The GRIMMER test
The GRIMMER test is my main contribution to the statistical subfield of granularity testing. A publication of the method is available here.
This method extends granularity testing to measures of variability such as standard deviations, standard errors, variances, and deviations from the mean.
My involvement in granularity testing started when I saw the GRIM test publication. I immediately recognized the importance of the method and added the test to PrePubMed in order to make it easier for researchers to use.
After discussions with the authors I started working on trying to extend the GRIM test to standard deviations and stumbled upon the observation that measures of variability follow a simple repetitive pattern, as do the means.
Mathematicians may scoff at the idea that granularity testing is a "discovery" given that it is obvious that statistics of discrete data will also be discrete, and admittedly applying this fact to a statistic such as a sum or a mean is very simple, but it is not necessarily obvious how to apply granularity testing to more complicated statistics. In addition, the idea of granularity testing has never been formalized before, and this includes establishing the general requirements and limitations for granularity testing for each statistic in addition to providing a simple method for checking the statistic.
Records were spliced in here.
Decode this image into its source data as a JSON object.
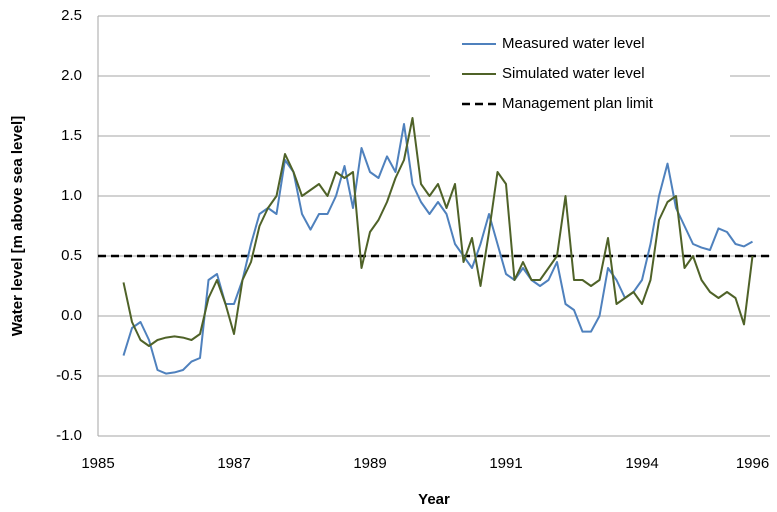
{
  "chart_data": {
    "type": "line",
    "x_label": "Year",
    "y_label": "Water level [m above sea level]",
    "categories": [
      "1985",
      null,
      null,
      null,
      null,
      null,
      null,
      null,
      null,
      null,
      null,
      null,
      null,
      null,
      null,
      null,
      "1987",
      null,
      null,
      null,
      null,
      null,
      null,
      null,
      null,
      null,
      null,
      null,
      null,
      null,
      null,
      null,
      "1989",
      null,
      null,
      null,
      null,
      null,
      null,
      null,
      null,
      null,
      null,
      null,
      null,
      null,
      null,
      null,
      "1991",
      null,
      null,
      null,
      null,
      null,
      null,
      null,
      null,
      null,
      null,
      null,
      null,
      null,
      null,
      null,
      "1994",
      null,
      null,
      null,
      null,
      null,
      null,
      null,
      null,
      null,
      null,
      null,
      null,
      "1996",
      null
    ],
    "series": [
      {
        "name": "Measured water level",
        "color": "#4f81bd",
        "values": [
          null,
          null,
          null,
          -0.33,
          -0.1,
          -0.05,
          -0.2,
          -0.45,
          -0.48,
          -0.47,
          -0.45,
          -0.38,
          -0.35,
          0.3,
          0.35,
          0.1,
          0.1,
          0.3,
          0.6,
          0.85,
          0.9,
          0.85,
          1.3,
          1.2,
          0.85,
          0.72,
          0.85,
          0.85,
          1.0,
          1.25,
          0.9,
          1.4,
          1.2,
          1.15,
          1.33,
          1.2,
          1.6,
          1.1,
          0.95,
          0.85,
          0.95,
          0.85,
          0.6,
          0.5,
          0.4,
          0.6,
          0.85,
          0.6,
          0.35,
          0.3,
          0.4,
          0.3,
          0.25,
          0.3,
          0.45,
          0.1,
          0.05,
          -0.13,
          -0.13,
          0.0,
          0.4,
          0.3,
          0.15,
          0.2,
          0.3,
          0.6,
          1.0,
          1.27,
          0.9,
          0.75,
          0.6,
          0.57,
          0.55,
          0.73,
          0.7,
          0.6,
          0.58,
          0.62,
          null
        ]
      },
      {
        "name": "Simulated water level",
        "color": "#4f6228",
        "values": [
          null,
          null,
          null,
          0.28,
          -0.05,
          -0.2,
          -0.25,
          -0.2,
          -0.18,
          -0.17,
          -0.18,
          -0.2,
          -0.15,
          0.15,
          0.3,
          0.1,
          -0.15,
          0.3,
          0.45,
          0.75,
          0.9,
          1.0,
          1.35,
          1.2,
          1.0,
          1.05,
          1.1,
          1.0,
          1.2,
          1.15,
          1.2,
          0.4,
          0.7,
          0.8,
          0.95,
          1.15,
          1.3,
          1.65,
          1.1,
          1.0,
          1.1,
          0.9,
          1.1,
          0.45,
          0.65,
          0.25,
          0.7,
          1.2,
          1.1,
          0.3,
          0.45,
          0.3,
          0.3,
          0.4,
          0.5,
          1.0,
          0.3,
          0.3,
          0.25,
          0.3,
          0.65,
          0.1,
          0.15,
          0.2,
          0.1,
          0.3,
          0.8,
          0.95,
          1.0,
          0.4,
          0.5,
          0.3,
          0.2,
          0.15,
          0.2,
          0.15,
          -0.07,
          0.5,
          null
        ]
      }
    ],
    "reference_line": {
      "name": "Management plan limit",
      "value": 0.5,
      "color": "#000000"
    },
    "ylim": [
      -1.0,
      2.5
    ],
    "yticks": [
      {
        "value": -1.0,
        "label": "-1.0"
      },
      -0.5,
      {
        "value": 0.0,
        "label": "0.0"
      },
      0.5,
      {
        "value": 1.0,
        "label": "1.0"
      },
      1.5,
      {
        "value": 2.0,
        "label": "2.0"
      },
      2.5
    ],
    "grid": true,
    "legend": "top-right"
  }
}
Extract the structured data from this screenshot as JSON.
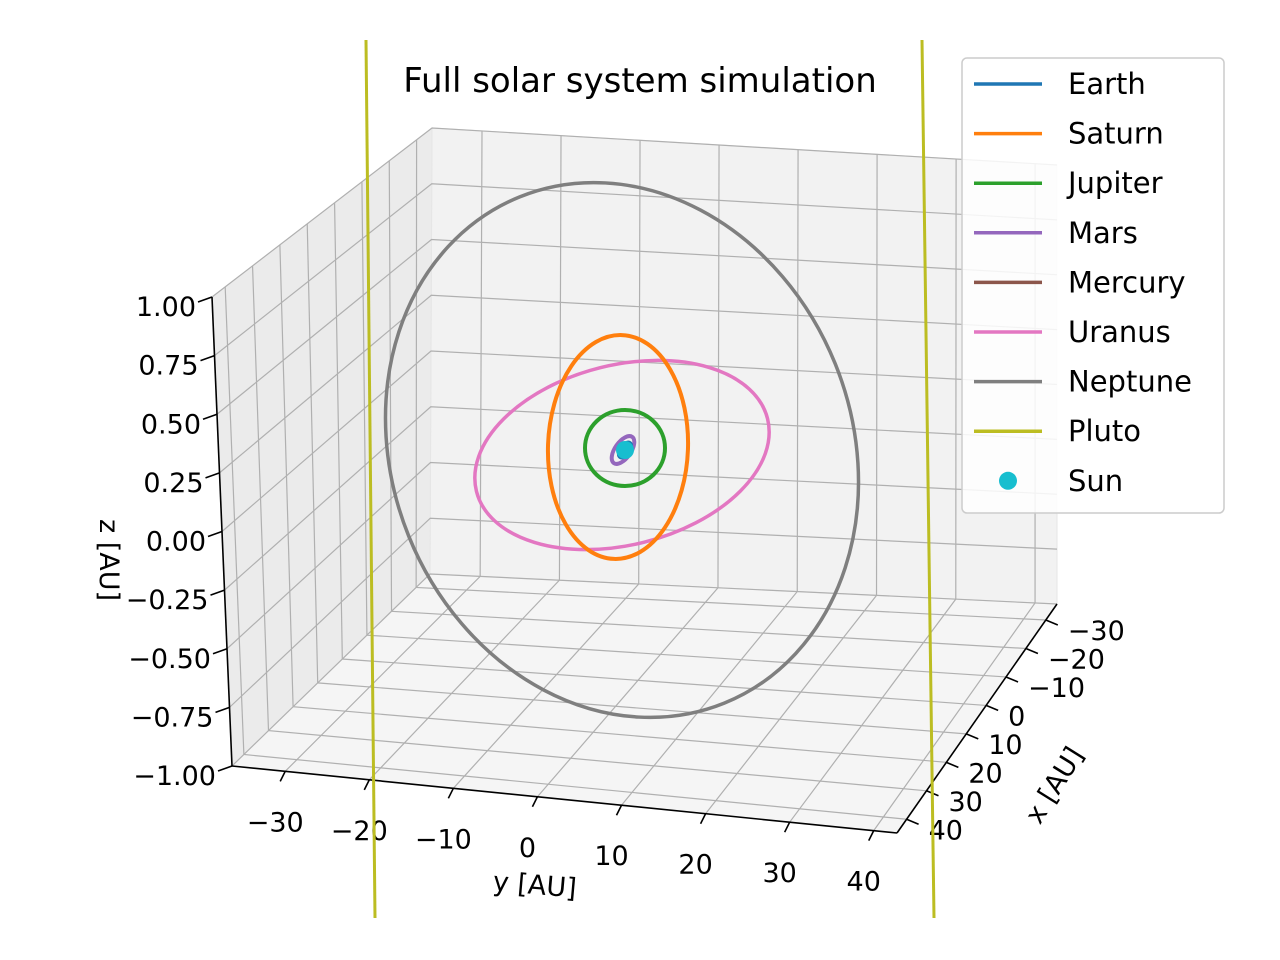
{
  "chart_data": {
    "type": "line",
    "projection": "3d",
    "title": "Full solar system simulation",
    "xlabel": "x [AU]",
    "ylabel": "y [AU]",
    "zlabel": "z [AU]",
    "x_ticks": [
      "−30",
      "−20",
      "−10",
      "0",
      "10",
      "20",
      "30",
      "40"
    ],
    "y_ticks": [
      "−30",
      "−20",
      "−10",
      "0",
      "10",
      "20",
      "30",
      "40"
    ],
    "z_ticks": [
      "−1.00",
      "−0.75",
      "−0.50",
      "−0.25",
      "0.00",
      "0.25",
      "0.50",
      "0.75",
      "1.00"
    ],
    "xlim": [
      -35,
      45
    ],
    "ylim": [
      -35,
      45
    ],
    "zlim": [
      -1,
      1
    ],
    "grid": true,
    "legend_position": "top-right",
    "series": [
      {
        "name": "Earth",
        "color": "#1f77b4",
        "orbit_radius_au": 1.0,
        "marker": "line"
      },
      {
        "name": "Saturn",
        "color": "#ff7f0e",
        "orbit_radius_au": 9.5,
        "marker": "line"
      },
      {
        "name": "Jupiter",
        "color": "#2ca02c",
        "orbit_radius_au": 5.2,
        "marker": "line"
      },
      {
        "name": "Mars",
        "color": "#9467bd",
        "orbit_radius_au": 1.5,
        "marker": "line"
      },
      {
        "name": "Mercury",
        "color": "#8c564b",
        "orbit_radius_au": 0.39,
        "marker": "line"
      },
      {
        "name": "Uranus",
        "color": "#e377c2",
        "orbit_radius_au": 19.2,
        "marker": "line"
      },
      {
        "name": "Neptune",
        "color": "#7f7f7f",
        "orbit_radius_au": 30.1,
        "marker": "line"
      },
      {
        "name": "Pluto",
        "color": "#bcbd22",
        "orbit_radius_au": 39.5,
        "marker": "line"
      },
      {
        "name": "Sun",
        "color": "#17becf",
        "orbit_radius_au": 0,
        "marker": "point"
      }
    ]
  }
}
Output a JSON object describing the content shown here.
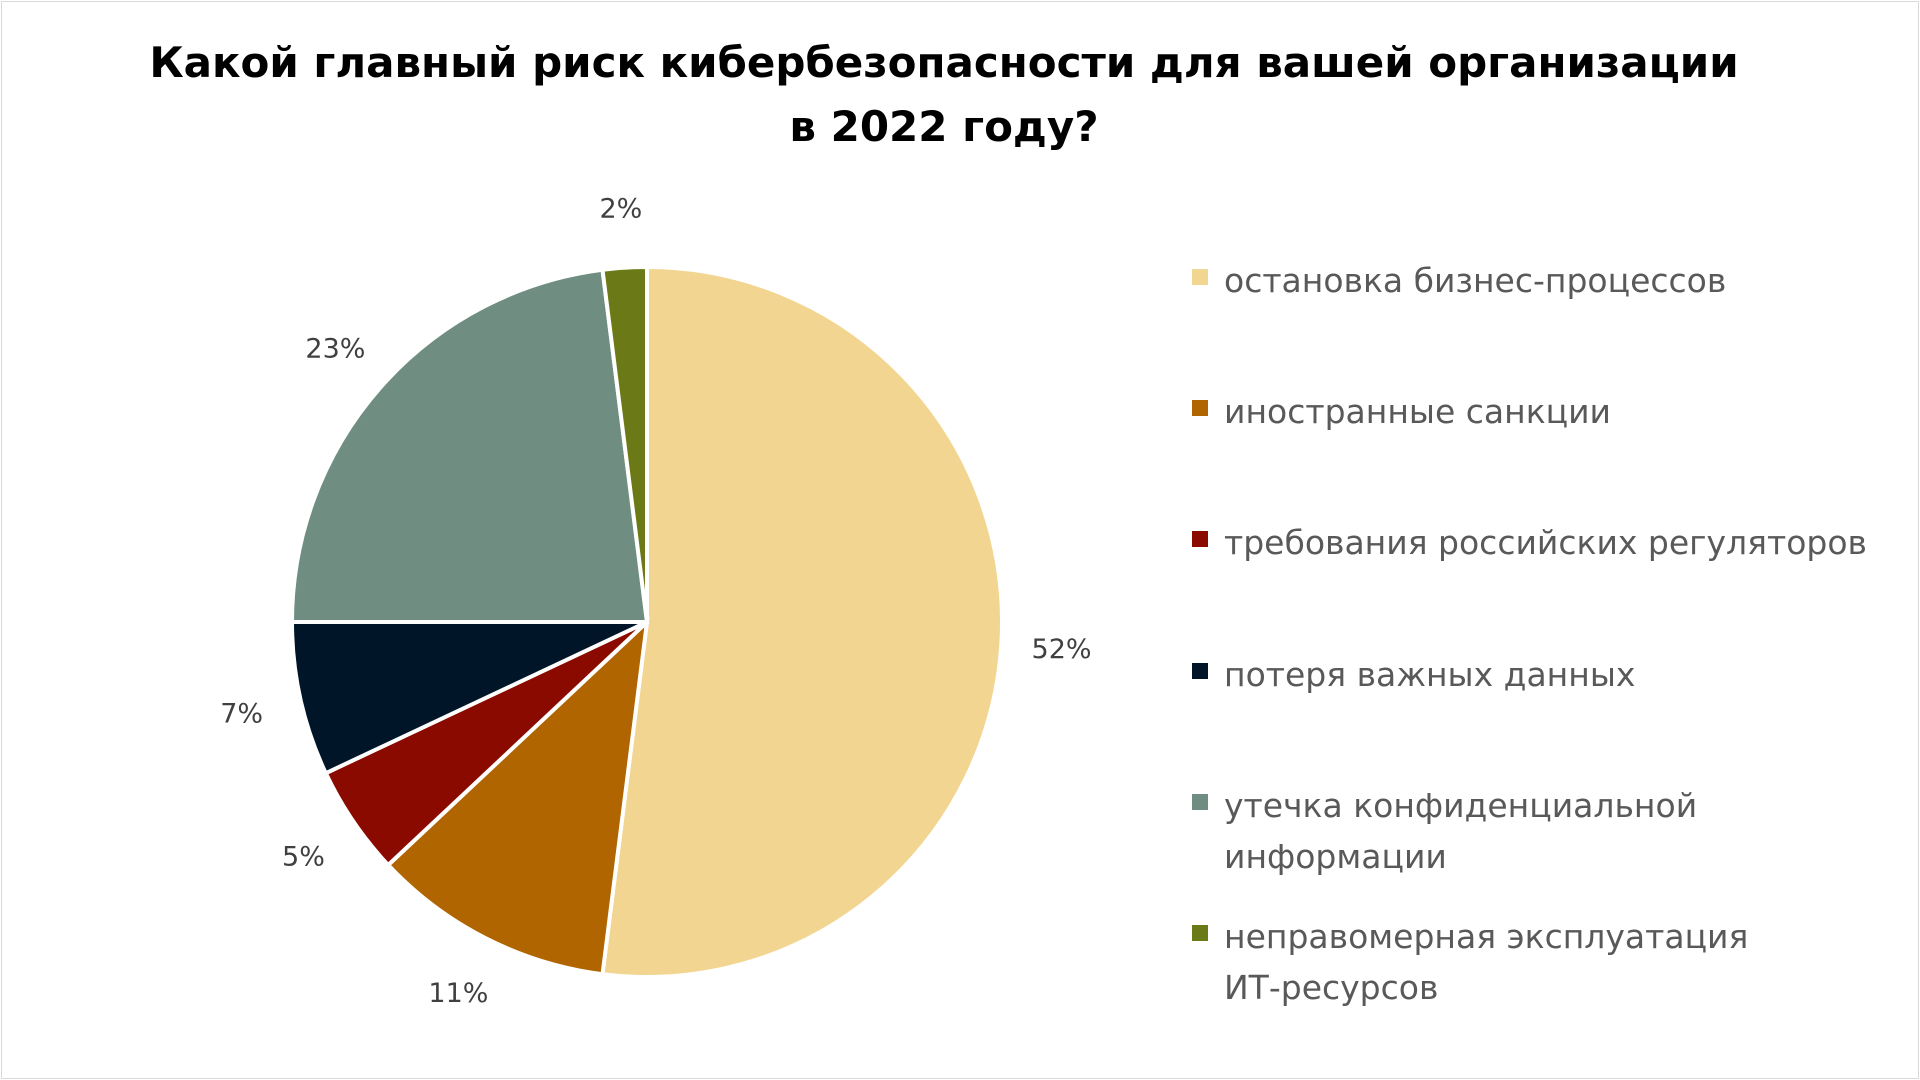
{
  "chart_data": {
    "type": "pie",
    "title": [
      "Какой главный риск кибербезопасности для вашей организации",
      "в 2022 году?"
    ],
    "legend_position": "right",
    "slices": [
      {
        "label": "остановка бизнес-процессов",
        "value": 52,
        "data_label": "52%",
        "color": "#F2D591"
      },
      {
        "label": "иностранные санкции",
        "value": 11,
        "data_label": "11%",
        "color": "#B06500"
      },
      {
        "label": "требования российских регуляторов",
        "value": 5,
        "data_label": "5%",
        "color": "#8B0A00"
      },
      {
        "label": "потеря важных данных",
        "value": 7,
        "data_label": "7%",
        "color": "#001628"
      },
      {
        "label": "утечка конфиденциальной информации",
        "value": 23,
        "data_label": "23%",
        "color": "#6F8E81"
      },
      {
        "label": "неправомерная эксплуатация ИТ-ресурсов",
        "value": 2,
        "data_label": "2%",
        "color": "#6B7A16"
      }
    ]
  }
}
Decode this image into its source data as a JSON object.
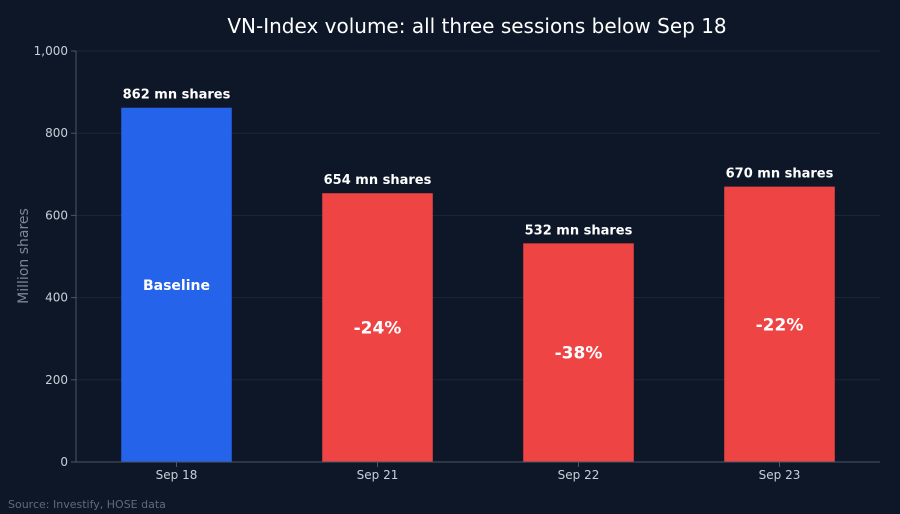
{
  "chart_data": {
    "type": "bar",
    "title": "VN-Index volume: all three sessions below Sep 18",
    "ylabel": "Million shares",
    "xlabel": "",
    "ylim": [
      0,
      1000
    ],
    "yticks": [
      0,
      200,
      400,
      600,
      800,
      1000
    ],
    "ytick_labels": [
      "0",
      "200",
      "400",
      "600",
      "800",
      "1,000"
    ],
    "categories": [
      "Sep 18",
      "Sep 21",
      "Sep 22",
      "Sep 23"
    ],
    "values": [
      862,
      654,
      532,
      670
    ],
    "data_labels": [
      "862 mn shares",
      "654 mn shares",
      "532 mn shares",
      "670 mn shares"
    ],
    "inner_labels": [
      "Baseline",
      "-24%",
      "-38%",
      "-22%"
    ],
    "colors": [
      "#2563eb",
      "#ef4444",
      "#ef4444",
      "#ef4444"
    ],
    "grid": true,
    "legend": "none"
  },
  "source": "Source: Investify, HOSE data"
}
Granularity testing for a sum is so obvious that there isn't a name or a publication for it. If your data is reported in whole numbers you would be surprised to see a sum with decimals.
Granularity testing for means is also fairly obvious, but for most sample sizes it is difficult to determine in your head if a mean is consistent. In addition, given how easy it is to calculate a mean it is surprising how many publications have incorrectly reported means.
Going beyond means requires some advanced computing. I was able to extend granularity testing to measures of variability, including establishing the power of the test, but thus far have not tried to extend the test to other statistics.
Given the fact that most researchers find the GRIM test complicated and the test has not been embraced by the scientific community for wide use, I do not expect the much more complicated GRIMMER test to find a home in the hands of the average researcher.
The next step for granularity testing likely is not to apply the observation to more statistics, but rather to try and automate the test similar to what the statcheck people have done. I don't think it will be possible to achieve as much accuracy as statcheck given the specific requirements for granularity testing, but it would be interesting to see how accurate automated testing could get and whether it would be worth reporting such results.